Но самое скандальное даже не в этом. Самое громкое — в том, что все эти зрители, эксперты, мигранты и местные, фанаты и скептики, так любят чужие падения, будто это часть национальной культуры. Им подавай драму: развод, болезнь, усталость. Они готовы смаковать каждый снимок, как будто это не человек, а сюжет для дешевого сериала. И в этом есть что-то особенно жестокое: одни люди создают музыку, чтобы мир стал мягче, а другие превращают их стареющие лица в повод для очередных сплетен.

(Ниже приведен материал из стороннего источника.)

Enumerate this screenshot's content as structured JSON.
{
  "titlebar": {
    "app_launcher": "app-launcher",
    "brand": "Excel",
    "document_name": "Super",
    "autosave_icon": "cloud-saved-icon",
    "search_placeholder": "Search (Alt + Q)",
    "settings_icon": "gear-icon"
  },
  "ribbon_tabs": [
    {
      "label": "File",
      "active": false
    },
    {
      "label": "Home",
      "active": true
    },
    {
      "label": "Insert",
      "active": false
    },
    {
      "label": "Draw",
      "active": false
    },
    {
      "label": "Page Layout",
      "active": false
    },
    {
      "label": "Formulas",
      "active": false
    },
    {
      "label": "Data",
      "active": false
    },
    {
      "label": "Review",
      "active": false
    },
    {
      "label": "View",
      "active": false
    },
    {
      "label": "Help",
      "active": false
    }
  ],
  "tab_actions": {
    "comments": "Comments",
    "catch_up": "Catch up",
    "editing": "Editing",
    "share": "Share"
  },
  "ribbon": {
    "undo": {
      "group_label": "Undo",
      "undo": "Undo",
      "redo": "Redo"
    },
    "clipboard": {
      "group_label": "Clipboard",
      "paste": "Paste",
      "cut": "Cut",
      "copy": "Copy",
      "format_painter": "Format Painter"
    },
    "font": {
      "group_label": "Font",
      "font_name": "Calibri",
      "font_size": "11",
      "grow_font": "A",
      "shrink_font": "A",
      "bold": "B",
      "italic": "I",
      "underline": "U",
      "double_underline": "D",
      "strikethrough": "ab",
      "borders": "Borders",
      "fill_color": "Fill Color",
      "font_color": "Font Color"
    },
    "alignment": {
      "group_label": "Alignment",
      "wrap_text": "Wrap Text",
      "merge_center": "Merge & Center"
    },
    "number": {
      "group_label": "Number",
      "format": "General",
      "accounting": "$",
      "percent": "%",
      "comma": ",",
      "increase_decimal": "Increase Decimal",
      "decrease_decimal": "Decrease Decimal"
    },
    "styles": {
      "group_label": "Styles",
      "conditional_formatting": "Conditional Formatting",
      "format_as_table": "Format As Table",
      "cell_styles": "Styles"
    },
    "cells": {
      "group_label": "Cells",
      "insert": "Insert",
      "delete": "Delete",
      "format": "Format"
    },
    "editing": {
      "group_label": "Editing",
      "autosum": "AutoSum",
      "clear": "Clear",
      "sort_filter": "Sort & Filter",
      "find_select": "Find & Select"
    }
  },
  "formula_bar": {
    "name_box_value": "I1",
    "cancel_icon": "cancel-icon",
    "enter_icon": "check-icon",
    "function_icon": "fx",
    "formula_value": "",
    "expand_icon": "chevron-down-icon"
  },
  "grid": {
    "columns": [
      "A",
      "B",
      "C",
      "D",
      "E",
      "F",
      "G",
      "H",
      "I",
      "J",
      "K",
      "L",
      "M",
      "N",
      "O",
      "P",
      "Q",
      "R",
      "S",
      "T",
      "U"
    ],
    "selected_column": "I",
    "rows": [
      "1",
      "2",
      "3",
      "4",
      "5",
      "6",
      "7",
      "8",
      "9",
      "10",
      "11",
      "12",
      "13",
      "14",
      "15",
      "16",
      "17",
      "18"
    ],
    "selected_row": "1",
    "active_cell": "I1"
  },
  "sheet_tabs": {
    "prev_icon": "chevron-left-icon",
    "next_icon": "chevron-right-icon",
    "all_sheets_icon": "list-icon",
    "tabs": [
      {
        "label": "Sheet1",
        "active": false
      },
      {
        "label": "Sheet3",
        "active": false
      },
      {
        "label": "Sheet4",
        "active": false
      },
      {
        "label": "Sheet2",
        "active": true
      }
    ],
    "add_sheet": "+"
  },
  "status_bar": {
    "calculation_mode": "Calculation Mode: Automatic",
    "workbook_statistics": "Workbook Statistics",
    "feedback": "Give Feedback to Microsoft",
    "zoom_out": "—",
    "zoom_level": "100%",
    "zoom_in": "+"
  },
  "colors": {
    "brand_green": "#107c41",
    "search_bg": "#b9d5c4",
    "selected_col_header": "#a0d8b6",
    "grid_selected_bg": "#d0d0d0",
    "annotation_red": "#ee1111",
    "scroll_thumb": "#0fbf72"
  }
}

И ведь никто не вспомнит, сколько он вытащил на плечах, сколько отдал той самой сцене, которой теперь радуется лишь малая часть громких комментаторов.
А Глызин — стоит. И поет. И цепляется за жизнь, как за микрофон, который уже давно стал продолжением руки. И я думаю: может, в этом его скандальная правда? Он живее всех нас, как бы это ни звучало. Он еще борется там, где другие давно подняли бы руки. А мы, зрители, стоим и смотрим, будто на арену, где старый гладиатор делает последние шаги. Только он почему-то не падает. И, может быть, именно поэтому время на него злится: потому что списало, а он продолжает идти.